Which brings us to a point in time just about two months ago: NTM's item transport is somewhat basic, and has some limitations due to the way conveyors work, so the idea came up of pneumatic item tubes, not too dissimilar from the ones BuildCraft of Thermal Dynamics have, but just like power grids, the transfer would be instant. A system not to replace conveyors, but to compliment them. The more thought went into pneumatic tubes, the more apparent it became that they would work almost exactly like power grids, giving the possibility of long range transport, potentially even though unloaded chunks. Chunkloading drones were supposed to fill that role, but they are ultimately rather slow, and their chunk loading ability has been bugged for quite a while, so giving a better alternative feels appropriate. (The first concept art of pneumatic tubes, which are simply powered by compressed air, demanding separate infrastructure which feels like a fair trade-off to conveyors that just work on their own)

All these requirements effectively mean that, like power and fluids, item transfer too needs its own version of nodespace. That was the tipping point where I decided that instead of giving fluids their own nodespace equivalent, there has to be a universal system that can handle any sort of network with no changes to the underlying system and only minimal additions to handle how transfers work.

Wearing Nodespace's skin

Which brings us to today. UNINOS, the universal nodespace, is basically complete. It's largely based on the old nodespace code, with various adjustments and additions to handle different node types, as well as a system that can dynamically create networks of different types. To test the new system, I "ported" the power system to use UNINOS instead of the "old" nodespace, and the systems were so damn similar that it worked right out of the box (with just one minor bug caused by a copy-paste error). Old nodespace's class still exists for compatibility reasons, simply redirecting to UNINOS, with things like the old power nodes also just extending the generic universal node type, supplying the power type. This basically means that the switch to UNINOS created no changes to the API, and didn't require any changes whatsoever to anything that actually used the power network directly, like machines and cable tiles.

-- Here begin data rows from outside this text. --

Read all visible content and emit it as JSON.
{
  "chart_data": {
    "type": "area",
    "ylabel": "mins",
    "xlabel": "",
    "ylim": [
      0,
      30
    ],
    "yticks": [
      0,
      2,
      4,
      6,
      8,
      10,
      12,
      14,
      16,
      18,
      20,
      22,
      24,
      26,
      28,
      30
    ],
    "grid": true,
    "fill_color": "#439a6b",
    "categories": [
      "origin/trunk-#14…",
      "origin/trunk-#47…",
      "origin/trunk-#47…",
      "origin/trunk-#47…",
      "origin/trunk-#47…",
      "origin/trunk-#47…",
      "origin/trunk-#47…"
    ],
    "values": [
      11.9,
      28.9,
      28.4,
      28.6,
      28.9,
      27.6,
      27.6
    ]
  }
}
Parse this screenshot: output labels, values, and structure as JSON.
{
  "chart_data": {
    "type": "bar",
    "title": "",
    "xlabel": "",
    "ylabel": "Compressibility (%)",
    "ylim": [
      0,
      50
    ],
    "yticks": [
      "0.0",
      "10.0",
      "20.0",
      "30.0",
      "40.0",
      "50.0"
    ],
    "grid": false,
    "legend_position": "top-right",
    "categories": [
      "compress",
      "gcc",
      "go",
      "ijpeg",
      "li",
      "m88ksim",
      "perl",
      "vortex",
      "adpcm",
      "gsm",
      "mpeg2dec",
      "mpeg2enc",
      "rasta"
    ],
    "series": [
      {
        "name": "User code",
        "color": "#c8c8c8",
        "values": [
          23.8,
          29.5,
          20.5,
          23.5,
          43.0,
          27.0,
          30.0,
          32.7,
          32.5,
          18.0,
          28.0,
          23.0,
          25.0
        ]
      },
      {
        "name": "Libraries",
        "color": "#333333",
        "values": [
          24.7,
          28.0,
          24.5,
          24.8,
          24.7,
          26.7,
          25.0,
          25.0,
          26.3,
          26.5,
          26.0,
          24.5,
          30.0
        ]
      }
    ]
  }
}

Of course, since fluids never used nodespace to begin with, porting the machines will be a similarly painful and long process compared to porting power machines from old power nets to nodespace, but it will be well worth it, since fluids can finally benefit from a nodespaced system, and any new network we can think of can too. Networks can be used by all sorts of things, and the difficulty in making them was the driving factor behind making the TELEX machine use Redstone-over-Radio, a wired connection would have been cool but sadly making them wireless was just much quicker and easier.

What the future holds

With networks being an easy addition, we can do all sorts of things. Nodespaced fluids obviously comes first, because it fixes the last remaining performance issues coming from fluid transfers. Right after that we're doing pneumatic tubes, because belt logistics are nice and good but lacking in some areas, and pneumatic pipes will cover those areas more effectively. After that? Who knows, since INDEX is right around the corner, I have been contemplating an RoW system - Redstone-over-Wire, a localized RoR type system that would be interoperable, but instead of using frequencies and torches it would be simple connectors and wires. Not necessarily a must-have, but it would be rather convenient to set up (basic comparator actions require no messing with a GUI whatsoever!) and look way cooler.

Another avenue that might be worth pursuing would be NTL, NTM's cancelled logistics update which brought us conveyor belts, but the actual meat and bones of the system were never realized - a centralized mass storage system with various functions for extracting and routing items. Don't want to overpromise, and this might never become a thing, but I do like to entertain the idea that the old logistics system idea is now feasible again.